Today's Reading: "Mending Wall" by Robert Frost.

It's the birthday in rural Sheridan County, Nebraska, 1901, of MARI SANDOZ, author the six-volume Great Plains series, that includes the 1942 biography, Crazy Horse, and the 1954 Buffalo Hunters. She wrote books — quote — "to say some of the things of the Indian for which there are no white-man words, suggest something of his innate nature, something of his relationship to the earth and the sky and all that is between." Most writers before her who wrote about the American Indians never conducted the kind of research she did: for Crazy Horse she spent years in library archives then traveled 3,000 miles through Sioux country, interviewing friends and relatives who knew him.

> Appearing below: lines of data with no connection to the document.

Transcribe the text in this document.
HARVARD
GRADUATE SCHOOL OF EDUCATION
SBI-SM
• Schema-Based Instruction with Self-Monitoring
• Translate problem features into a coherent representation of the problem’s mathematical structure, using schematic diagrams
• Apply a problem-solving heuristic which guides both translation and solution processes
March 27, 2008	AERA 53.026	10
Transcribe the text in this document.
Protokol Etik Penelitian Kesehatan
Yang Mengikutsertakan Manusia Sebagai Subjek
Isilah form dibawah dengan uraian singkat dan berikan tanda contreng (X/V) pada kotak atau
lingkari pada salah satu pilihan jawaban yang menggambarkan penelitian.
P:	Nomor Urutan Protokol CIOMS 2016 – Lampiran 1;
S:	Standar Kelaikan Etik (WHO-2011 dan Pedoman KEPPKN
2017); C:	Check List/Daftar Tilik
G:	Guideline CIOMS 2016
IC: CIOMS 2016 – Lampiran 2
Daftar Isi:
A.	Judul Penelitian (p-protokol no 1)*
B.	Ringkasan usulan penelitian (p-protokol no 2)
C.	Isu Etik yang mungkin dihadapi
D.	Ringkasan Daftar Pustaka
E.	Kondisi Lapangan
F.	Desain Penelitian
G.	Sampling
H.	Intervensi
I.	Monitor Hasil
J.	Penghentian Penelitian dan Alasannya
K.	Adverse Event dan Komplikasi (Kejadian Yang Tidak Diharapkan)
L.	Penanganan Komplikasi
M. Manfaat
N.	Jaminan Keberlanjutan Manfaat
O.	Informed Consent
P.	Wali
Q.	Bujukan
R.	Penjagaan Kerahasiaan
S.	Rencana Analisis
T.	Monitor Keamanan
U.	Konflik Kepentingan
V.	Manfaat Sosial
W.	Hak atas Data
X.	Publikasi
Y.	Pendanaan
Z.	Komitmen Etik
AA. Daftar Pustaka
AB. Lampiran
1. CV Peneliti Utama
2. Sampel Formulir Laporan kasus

It's the birthday in 1894, Allegheny, Pennsylvania, of MARTHA GRAHAM, the pioneer of modern dance. In the late 1920s she opened a studio in New York and formed a small troupe — originally all women, later adding a few men — and for the next six decades she choreographed nearly 200 works: jagged, tense dances that were the first real alternative to classical ballet.

It's the birthday of IRVING BERLIN, the man who wrote "Blue Skies," "God Bless America," "White Christmas," and about 1,500 other songs. He was born Israel Baline in 1888, in the Russian village of Tyumin. His father was the village cantor and the target of pogroms in the early 1890s so the family left and moved to New York. He published his first song when he was 19, "Marie from Sunny Italy," written after hours at Pelham Café in Chinatown where he waited tables; when the bar closed down he'd stay behind and pluck out tunes on the piano. Because of a printing error, his name appeared on the sheet music as "I. Berlin" and he kept it. He died in 1989 at the age of 101.

MINNESOTA became the 32nd state admitted to the Union on this day in 1858. At the beginning of the 1850s there were only about 6,000 people living in what was then the Territory of Minnesota, and the present-day capitol of St. Paul was a town of about 900. Treaties with the Sioux and Chippewa Indians opened up the area for settlement, and nearly 150,000 people came in six years' time. The boom caused Congress and President James Buchanan to approve statehood in 1858.